Logo Questions Linux Laravel Mysql Ubuntu Git Menu
 

How can I merge two Linq IEnumerable<T> queries without running them?

How do I merge a List<T> of TPL-based tasks for later execution?

 public async IEnumerable<Task<string>> CreateTasks(){ /* stuff*/ }

My assumption is .Concat() ...

     void MainTestApp()  // Full sample available upon request.
     {
        List<string> nothingList = new List<string>();
        nothingList.Add("whatever");
        cts = new CancellationTokenSource();

         delayedExecution =
            from str in nothingList
            select AccessTheWebAsync("", cts.Token);
         delayedExecution2 =
          from str in nothingList
          select AccessTheWebAsync("1", cts.Token);

         delayedExecution = delayedExecution.Concat(delayedExecution2);
     }


    /// SNIP

    async Task AccessTheWebAsync(string nothing, CancellationToken ct)
    {
        // return a Task
    }

I want to make sure that this won't spawn any task or evaluate anything. In fact, I suppose I'm asking "what logically executes an IQueryable to something that returns data"?

Background

Since I'm doing recursion and I don't want to execute this until the correct time, what is the correct way to merge the results if called multiple times?

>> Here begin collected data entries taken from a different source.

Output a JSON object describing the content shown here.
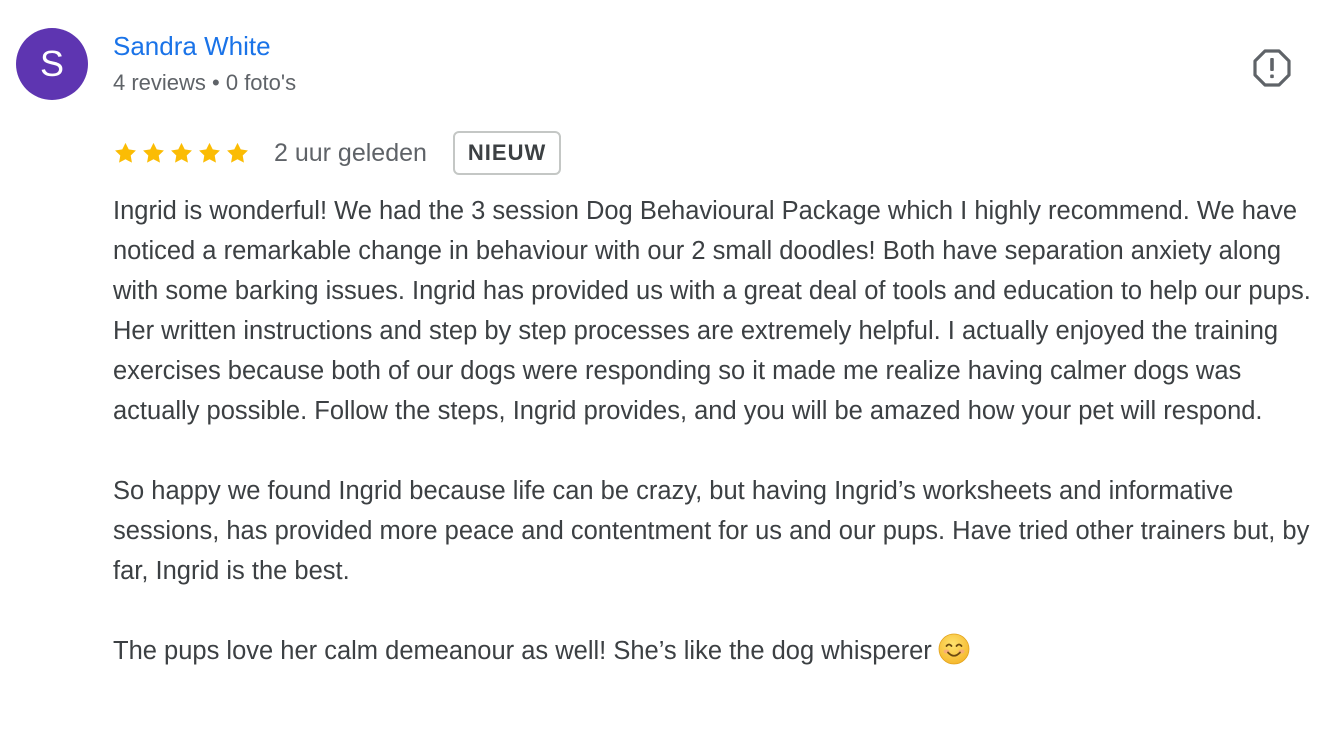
{
  "review": {
    "author": {
      "initial": "S",
      "name": "Sandra White",
      "meta": "4 reviews • 0 foto's",
      "avatar_color": "#5e35b1"
    },
    "report_icon": "report-flag-icon",
    "rating": {
      "stars": 5,
      "max_stars": 5,
      "star_color": "#fbbc04"
    },
    "timestamp": "2 uur geleden",
    "badge": "NIEUW",
    "paragraphs": [
      "Ingrid is wonderful! We had the 3 session Dog Behavioural Package which I highly recommend. We have noticed a remarkable change in behaviour with our 2 small doodles! Both have separation anxiety along with some barking issues. Ingrid has provided us with a great deal of tools and education to help our pups. Her written instructions and step by step processes are extremely helpful. I actually enjoyed the training exercises because both of our dogs were responding so it made me realize having calmer dogs was actually possible. Follow the steps, Ingrid provides, and you will be amazed how your pet will respond.",
      "So happy we found Ingrid because life can be crazy, but having Ingrid’s worksheets and informative sessions, has provided more peace and contentment for us and our pups. Have tried other trainers but, by far, Ingrid is the best.",
      "The pups love her calm demeanour as well! She’s like the dog whisperer"
    ],
    "trailing_emoji": "smiling-face-emoji"
  },
  "colors": {
    "link_blue": "#1a73e8",
    "text_primary": "#3c4043",
    "text_secondary": "#5f6368"
  }
}
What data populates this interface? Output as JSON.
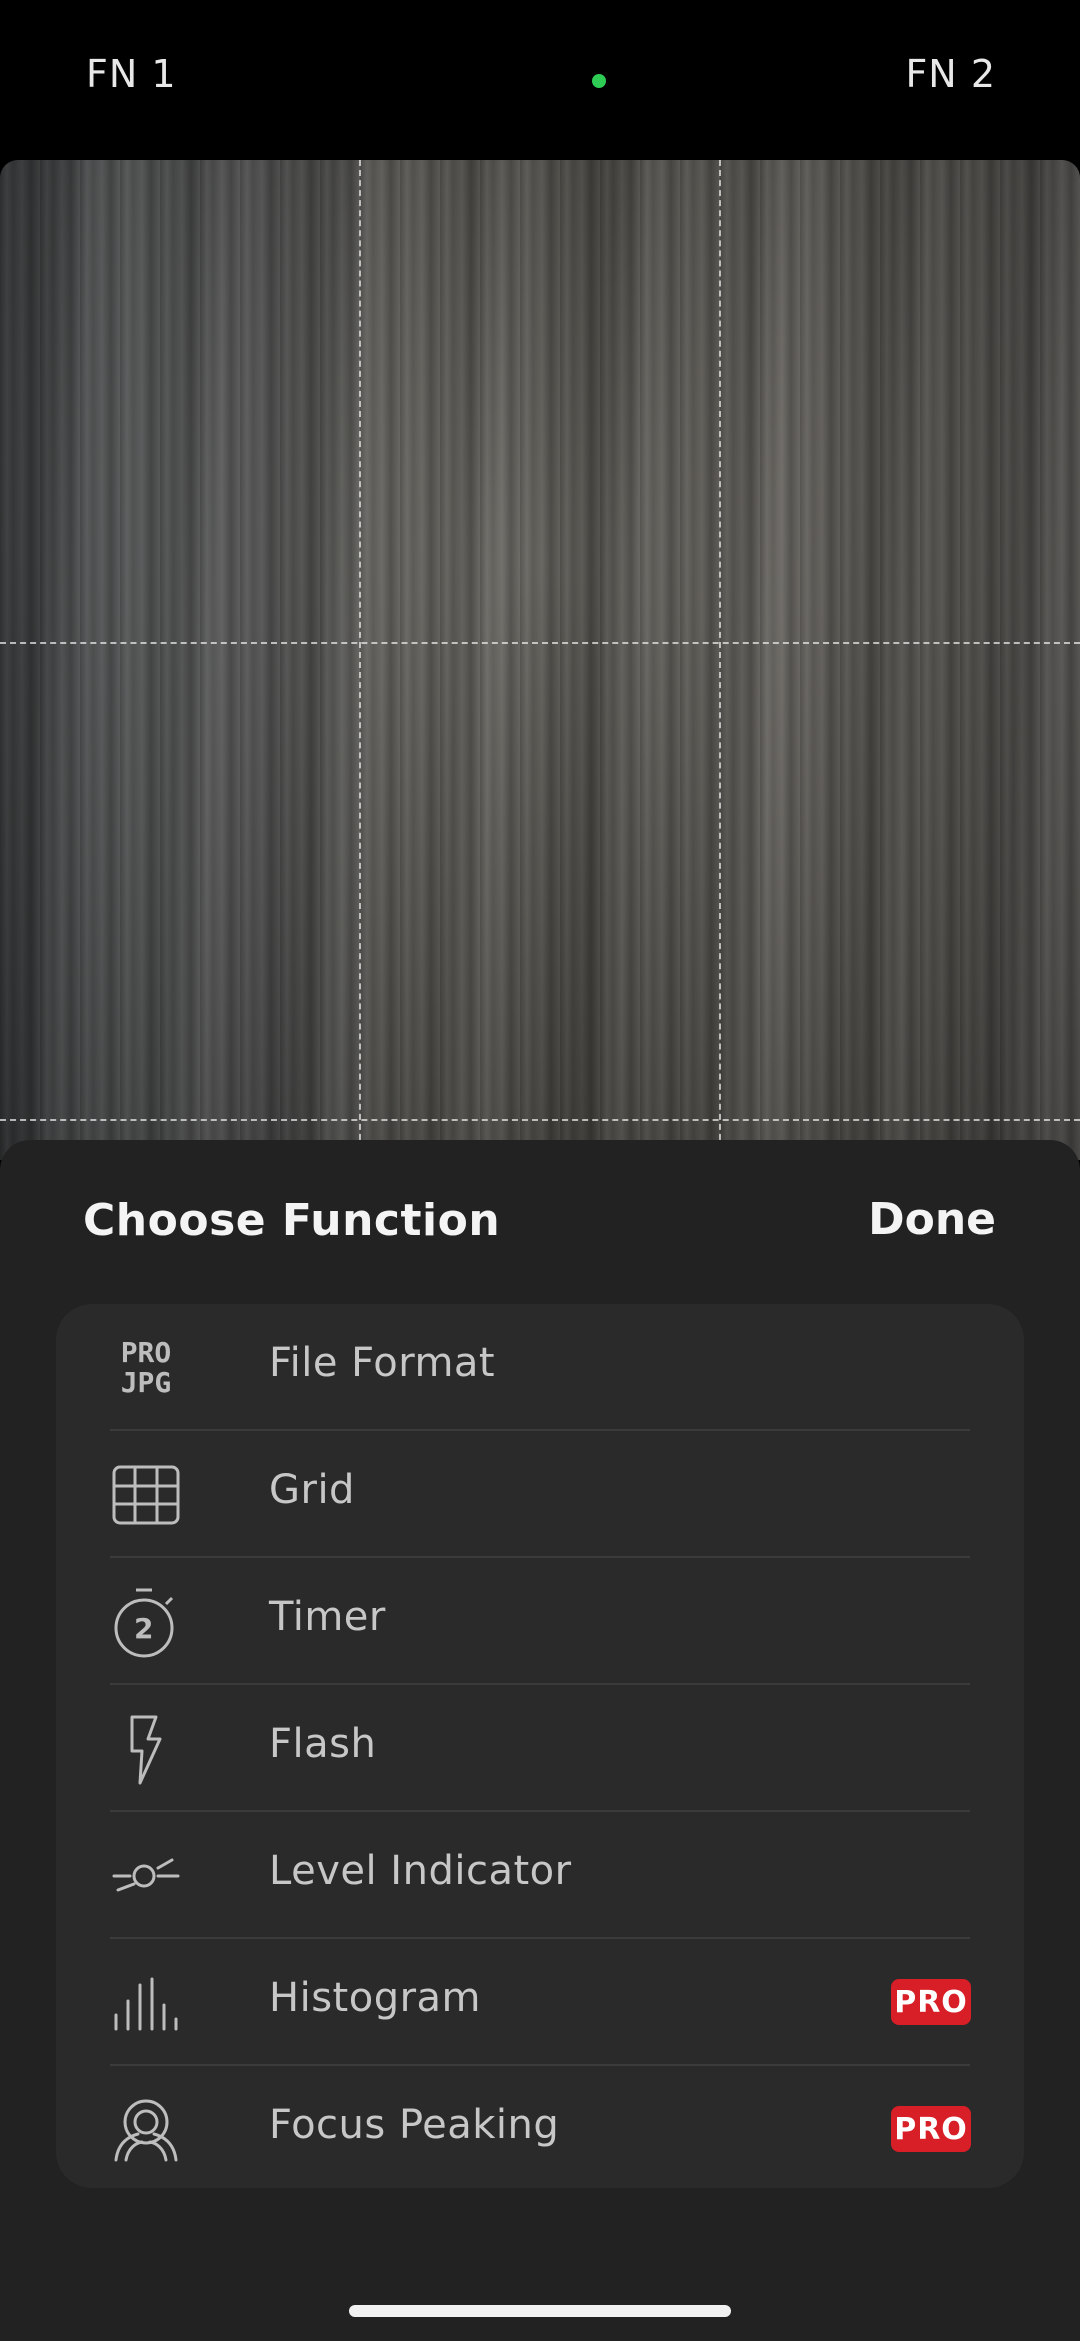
{
  "topbar": {
    "fn1": "FN 1",
    "fn2": "FN 2"
  },
  "sheet": {
    "title": "Choose Function",
    "done_label": "Done",
    "items": [
      {
        "label": "File Format",
        "icon": "file-format-icon",
        "icon_text_top": "PRO",
        "icon_text_bottom": "JPG"
      },
      {
        "label": "Grid",
        "icon": "grid-icon"
      },
      {
        "label": "Timer",
        "icon": "timer-icon",
        "icon_text": "2"
      },
      {
        "label": "Flash",
        "icon": "flash-icon"
      },
      {
        "label": "Level Indicator",
        "icon": "level-indicator-icon"
      },
      {
        "label": "Histogram",
        "icon": "histogram-icon",
        "badge": "PRO"
      },
      {
        "label": "Focus Peaking",
        "icon": "focus-peaking-icon",
        "badge": "PRO"
      }
    ]
  },
  "colors": {
    "status_dot": "#2ecc55",
    "pro_badge": "#d81e26",
    "sheet_bg": "#222222",
    "list_bg": "#2a2a2a"
  }
}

If it matters I'm thinking of running this command to launch all the tasks var AllRunningDataTasks = results.ToList(); followed by this code:

while (AllRunningDataTasks.Count > 0)
{
    // Identify the first task that completes.
    Task<TableResult> firstFinishedTask = await Task.WhenAny(AllRunningDataTasks);

    // ***Remove the selected task from the list so that you don't
    // process it more than once.
    AllRunningDataTasks.Remove(firstFinishedTask);

    // TODO: Await the completed task.
    var taskOfTableResult = await firstFinishedTask;

    // Todo: (doen't work)
    TrustState thisState = (TrustState)firstFinishedTask.AsyncState;

    // TODO: Update the concurrent dictionary with data
    // thisState.QueryStartPoint + thisState.ThingToSearchFor 

    Interlocked.Decrement(ref thisState.RunningDirectQueries);
    Interlocked.Increment(ref thisState.CompletedDirectQueries);

    if (thisState.RunningDirectQueries == 0)
    {
        thisState.TimeCompleted = DateTime.UtcNow;
    }
}
like image 941
makerofthings7 Avatar asked Nov 04 '22 09:11

makerofthings7


1 Answers

To answer the specific question "what logically executes an IQueryable to something that returns data"? That would be anything that either forces the production of at least one value, or forces the discovery of whether a value is available.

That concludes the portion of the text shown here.